Survive the Traffic – Saigon has a reputation for crazy traffic, and it definitely lived up to this. Crossing larger roads was quite an adventure, especially in a few cases where there was no light. We were very grateful in two of these instances when a local person led the way for us and we were able to get across safely. Even the sidewalks are not safe – sometimes in cases of heavy traffic the motorbikes would drive along them!


Where We Ate

We enjoy eating Vietnamese food back home in Denver, so we were pretty excited to get our first taste of the cuisine in the country itself. One of our favorite things to eat is the famous beef noodle soup called pho, and fittingly this was the first meal we enjoyed. We ate at a local chain and are very happy to report that it was quite good! We also ate at another local chain near our accommodations for dinner one evening.

Another good feature of the festival beyond the dance performance was that it had many food booths set up that allowed us to sample some different cuisine. One night we each got soups that were unlike anything we had had before (they had some random meat parts and herbs in them), and another night we had a more conventional soup and a vermicelli bowl. We were also excited to order draft beer here for just 50 cents a glass!

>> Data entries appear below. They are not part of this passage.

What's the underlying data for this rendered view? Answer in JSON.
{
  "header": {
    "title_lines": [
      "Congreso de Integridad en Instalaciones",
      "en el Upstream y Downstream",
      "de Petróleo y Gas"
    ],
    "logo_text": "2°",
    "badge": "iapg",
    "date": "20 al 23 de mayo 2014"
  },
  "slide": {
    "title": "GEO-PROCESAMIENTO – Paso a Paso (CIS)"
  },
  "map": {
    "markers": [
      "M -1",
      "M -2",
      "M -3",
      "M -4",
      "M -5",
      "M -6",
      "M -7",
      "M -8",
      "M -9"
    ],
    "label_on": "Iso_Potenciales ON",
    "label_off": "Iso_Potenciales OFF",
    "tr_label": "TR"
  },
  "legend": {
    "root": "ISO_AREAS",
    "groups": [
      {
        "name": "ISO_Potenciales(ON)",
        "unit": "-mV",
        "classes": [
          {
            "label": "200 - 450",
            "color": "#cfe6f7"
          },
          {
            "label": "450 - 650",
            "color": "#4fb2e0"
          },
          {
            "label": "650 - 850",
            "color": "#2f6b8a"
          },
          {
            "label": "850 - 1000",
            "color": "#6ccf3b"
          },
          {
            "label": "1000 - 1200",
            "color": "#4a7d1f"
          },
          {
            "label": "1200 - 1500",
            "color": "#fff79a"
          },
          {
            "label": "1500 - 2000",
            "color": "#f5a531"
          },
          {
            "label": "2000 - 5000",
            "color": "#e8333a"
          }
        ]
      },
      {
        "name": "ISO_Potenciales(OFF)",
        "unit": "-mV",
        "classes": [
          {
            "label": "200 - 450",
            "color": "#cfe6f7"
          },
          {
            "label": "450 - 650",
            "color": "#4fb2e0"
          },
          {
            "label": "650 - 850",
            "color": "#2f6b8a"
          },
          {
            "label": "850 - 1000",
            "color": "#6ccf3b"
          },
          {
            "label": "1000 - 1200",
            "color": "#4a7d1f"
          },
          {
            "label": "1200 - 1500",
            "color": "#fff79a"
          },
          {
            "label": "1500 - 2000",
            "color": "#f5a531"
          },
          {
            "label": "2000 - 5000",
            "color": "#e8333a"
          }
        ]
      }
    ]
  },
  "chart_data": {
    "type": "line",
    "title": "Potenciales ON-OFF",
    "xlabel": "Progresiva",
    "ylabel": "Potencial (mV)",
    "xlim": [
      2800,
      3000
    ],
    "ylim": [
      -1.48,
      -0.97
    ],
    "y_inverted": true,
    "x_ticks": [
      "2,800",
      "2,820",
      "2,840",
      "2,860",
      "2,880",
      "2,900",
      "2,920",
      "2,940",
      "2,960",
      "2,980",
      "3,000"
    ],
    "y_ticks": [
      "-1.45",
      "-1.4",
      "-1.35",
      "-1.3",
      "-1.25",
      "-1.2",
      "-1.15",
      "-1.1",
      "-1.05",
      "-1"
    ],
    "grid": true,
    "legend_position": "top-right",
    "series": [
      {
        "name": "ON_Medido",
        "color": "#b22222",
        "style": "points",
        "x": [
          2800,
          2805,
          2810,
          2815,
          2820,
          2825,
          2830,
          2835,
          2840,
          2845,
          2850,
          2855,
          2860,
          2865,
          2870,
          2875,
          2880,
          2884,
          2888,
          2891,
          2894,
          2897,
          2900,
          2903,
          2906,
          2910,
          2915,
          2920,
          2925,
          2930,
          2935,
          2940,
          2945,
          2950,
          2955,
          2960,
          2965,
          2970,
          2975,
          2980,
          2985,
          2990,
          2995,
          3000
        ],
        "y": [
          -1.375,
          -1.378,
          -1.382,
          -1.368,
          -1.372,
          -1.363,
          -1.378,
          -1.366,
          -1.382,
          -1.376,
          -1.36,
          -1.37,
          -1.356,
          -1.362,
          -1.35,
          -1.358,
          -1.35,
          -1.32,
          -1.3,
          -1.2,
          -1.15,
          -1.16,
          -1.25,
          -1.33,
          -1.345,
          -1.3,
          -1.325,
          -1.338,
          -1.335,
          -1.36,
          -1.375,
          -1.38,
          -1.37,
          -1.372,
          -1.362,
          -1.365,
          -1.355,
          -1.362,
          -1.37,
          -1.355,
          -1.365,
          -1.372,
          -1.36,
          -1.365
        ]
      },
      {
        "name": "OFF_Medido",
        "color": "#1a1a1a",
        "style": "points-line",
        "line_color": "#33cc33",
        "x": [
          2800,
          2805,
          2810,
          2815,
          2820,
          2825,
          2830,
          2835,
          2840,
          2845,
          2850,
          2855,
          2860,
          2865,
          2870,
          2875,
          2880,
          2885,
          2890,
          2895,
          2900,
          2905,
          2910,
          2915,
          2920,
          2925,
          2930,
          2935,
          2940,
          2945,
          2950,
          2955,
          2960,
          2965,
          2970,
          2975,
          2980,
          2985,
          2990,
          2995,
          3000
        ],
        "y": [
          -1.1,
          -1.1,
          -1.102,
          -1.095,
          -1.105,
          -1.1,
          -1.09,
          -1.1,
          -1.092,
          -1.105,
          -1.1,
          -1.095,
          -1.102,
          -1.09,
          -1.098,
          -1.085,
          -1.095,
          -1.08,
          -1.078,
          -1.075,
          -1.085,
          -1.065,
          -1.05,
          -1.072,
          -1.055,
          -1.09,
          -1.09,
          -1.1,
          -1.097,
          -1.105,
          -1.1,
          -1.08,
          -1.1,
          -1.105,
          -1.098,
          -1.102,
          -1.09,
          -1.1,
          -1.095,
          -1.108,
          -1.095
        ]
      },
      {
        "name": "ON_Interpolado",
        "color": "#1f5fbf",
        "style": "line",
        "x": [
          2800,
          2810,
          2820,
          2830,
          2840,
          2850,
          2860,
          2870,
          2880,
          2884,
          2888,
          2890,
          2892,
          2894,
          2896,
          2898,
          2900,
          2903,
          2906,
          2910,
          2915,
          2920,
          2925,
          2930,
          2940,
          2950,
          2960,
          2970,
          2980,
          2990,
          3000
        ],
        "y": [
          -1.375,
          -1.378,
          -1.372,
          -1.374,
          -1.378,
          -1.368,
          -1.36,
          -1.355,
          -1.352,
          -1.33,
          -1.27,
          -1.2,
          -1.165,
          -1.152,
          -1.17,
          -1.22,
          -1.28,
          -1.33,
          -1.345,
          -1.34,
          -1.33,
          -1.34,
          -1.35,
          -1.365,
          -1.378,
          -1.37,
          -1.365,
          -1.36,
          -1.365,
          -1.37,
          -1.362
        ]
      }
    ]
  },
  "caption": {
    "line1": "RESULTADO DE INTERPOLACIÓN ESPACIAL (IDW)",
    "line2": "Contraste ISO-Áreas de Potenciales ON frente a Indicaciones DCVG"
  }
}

The day we went to the Cu Chi tunnels, our tour guide us talked into ordering a local special savory pancake called banh xeo. It was very tasting – a large pancake made with rice flour, and stuff with pork, shrimp and bean sprouts.


We never really dipped our feet into the Saigon street food scene because it was just so hot outside, and we preferred the air-conditioned comfort of inside dining. Even with that restriction, we found two local restaurants with nice cool interiors where we were able to enjoy some local specialties.


At most of these meals, we ordered an appetizer of fresh spring rolls, which was especially exciting for Della since they are one of her favorite things. We even were able to find some in a street stall outside the Bin Tayh Market – our one (delicious) exception to not eating street food!


Final Thoughts

We were unsure about how much we would enjoy Saigon, but we actually quickly decided that we liked it! The city was vibrant but not overwhelming, the sites were easy to explore, and the cuisine was excellent. Saigon served as a great introduction to Vietnam and hopefully the first of many fun places to see there.